The way the Overlook was special.
“No,” he said. “No, I don’t believe that.”
A few drinks and it all goes away, Danny. Do you believe that?
Unfortunately, he did.
9
Mrs. Robertson’s was a rambling old Colonial, and Dan’s third-floor room had a view of the mountains to the west. That was a panorama he could have done without. His recollections of the Overlook had faded to hazy gray over the years, but as he unpacked his few things, a memory surfaced . . . and it was a kind of surfacing, like some nasty organic artifact (the decayed body of a small animal, say) floating to the surface of a deep lake.
It was dusk when the first real snow came. We stood on the porch of that big old empty hotel, my dad in the middle, my mom on one side, me on the other. He had his arms around us. It was okay then. He wasn’t drinking then. At first the snow fell in perfectly straight lines, but then the wind picked up and it started to blow sideways, drifting against the sides of the porch and coating those—
He tried to block it off, but it got through.
—those hedge animals. The ones that sometimes moved around when you weren’t looking.
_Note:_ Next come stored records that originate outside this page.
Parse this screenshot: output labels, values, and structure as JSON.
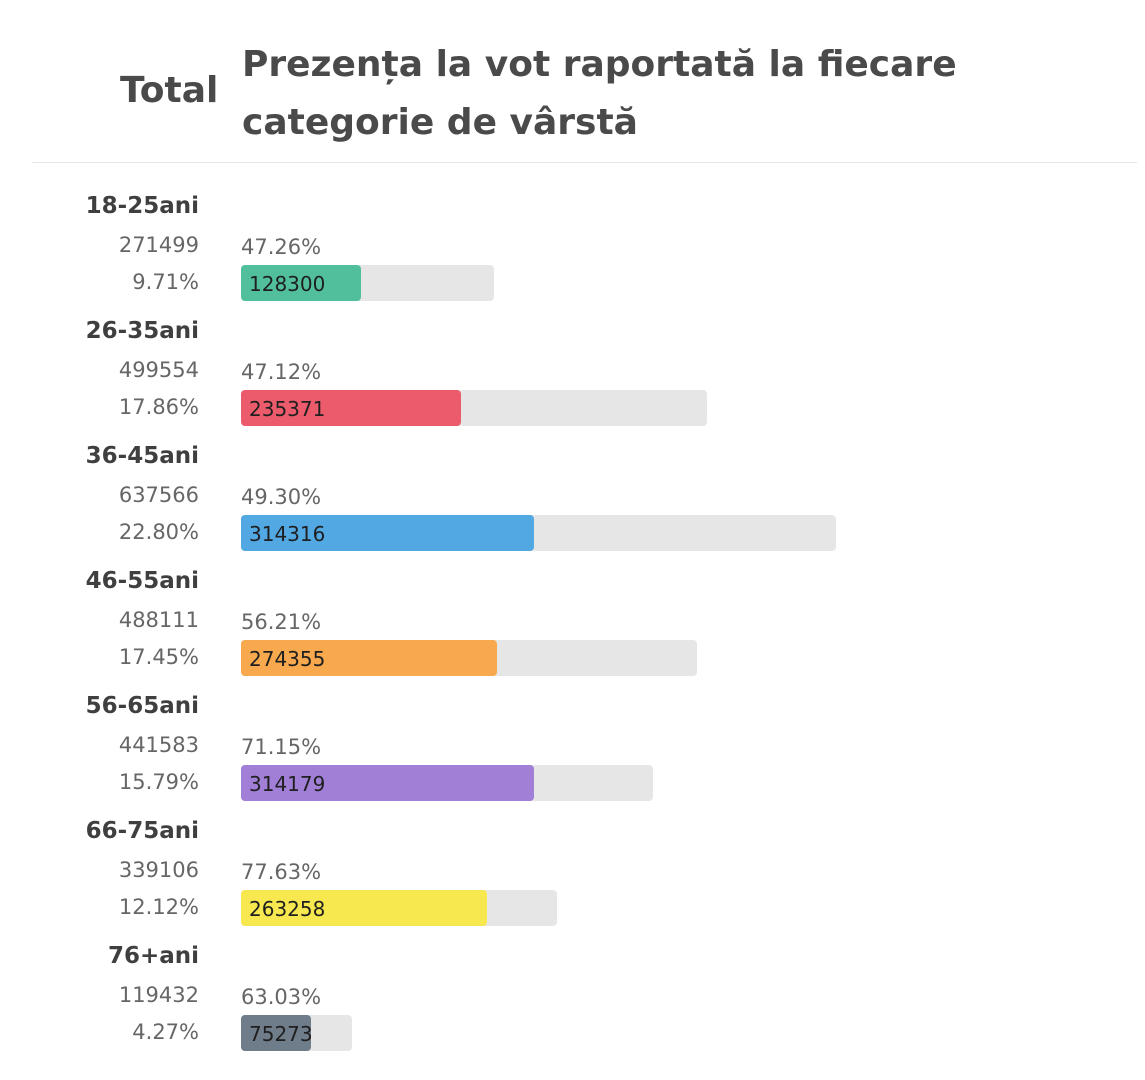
{
  "header": {
    "total_label": "Total",
    "title": "Prezența la vot raportată la fiecare categorie de vârstă"
  },
  "chart_data": {
    "type": "bar",
    "categories": [
      "18-25ani",
      "26-35ani",
      "36-45ani",
      "46-55ani",
      "56-65ani",
      "66-75ani",
      "76+ani"
    ],
    "registered": [
      "271499",
      "499554",
      "637566",
      "488111",
      "441583",
      "339106",
      "119432"
    ],
    "share_of_total": [
      "9.71%",
      "17.86%",
      "22.80%",
      "17.45%",
      "15.79%",
      "12.12%",
      "4.27%"
    ],
    "turnout": [
      "47.26%",
      "47.12%",
      "49.30%",
      "56.21%",
      "71.15%",
      "77.63%",
      "63.03%"
    ],
    "voters": [
      "128300",
      "235371",
      "314316",
      "274355",
      "314179",
      "263258",
      "75273"
    ],
    "colors": [
      "#52bf9c",
      "#eb5b6b",
      "#51a8e3",
      "#f8a84d",
      "#a17fd6",
      "#f8e84f",
      "#6f7c89"
    ],
    "track_color": "#e6e6e6"
  }
}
He turned away from the window, his arms rashed out in gooseflesh. He’d gotten a sandwich from the Red Apple store and had planned to eat it while he started the John Sandford paperback he’d also picked up at the Red Apple, but after a few bites he rewrapped the sandwich and put it on the windowsill, where it would stay cold. He might eat the rest later, although he didn’t think he’d be staying up much past nine tonight; if he got a hundred pages into the book, he’d be doing well.
Outside, the wind continued to rise. Every now and then it gave a bloodcurdling scream around the eaves that made him look up from his book. Around eight thirty, the snow began. It was heavy and wet, quickly coating his window and blocking his view of the mountains. In a way, that was worse. The snow had blocked the windows in the Overlook, too. First just on the first floor . . . then on the second . . . and finally on the third.
Then they had been entombed with the lively dead.
My father thought they’d make him the manager. All he had to do was show his loyalty. By giving them his son.
“His only begotten son,” Dan muttered, then looked around as if someone else had spoken . . . and indeed, he did not feel alone. Not quite alone. The wind shrieked down the side of the building again, and he shuddered.
Not too late to go back down to the Red Apple. Grab a bottle of something. Put all these unpleasant thoughts to bed.
No. He was going to read his book. Lucas Davenport was on the case, and he was going to read his book.
He closed it at quarter past nine and got into another rooming-house bed. I won’t sleep, he thought. Not with the wind screaming like that.
But he did.
10
He was sitting at the mouth of the stormdrain, looking down a scrubgrass slope at the Cape Fear River and the bridge that spanned it. The night was clear and the moon was full. There was no wind, no snow. And the Overlook was gone. Even if it hadn’t burned to the ground during the tenure of the Peanut Farmer President, it would have been over a thousand miles from here. So why was he so frightened?
Because he wasn’t alone, that was why. There was someone behind him.
“Want some advice, Honeybear?”
The voice was liquid, wavering. Dan felt a chill go rushing down his back. His legs were colder still, prickled out in starpoints of gooseflesh. He could see those white bumps because he was wearing shorts. Of course he was wearing shorts. His brain might be that of a grown man, but it was currently sitting on top of a five-year-old’s body.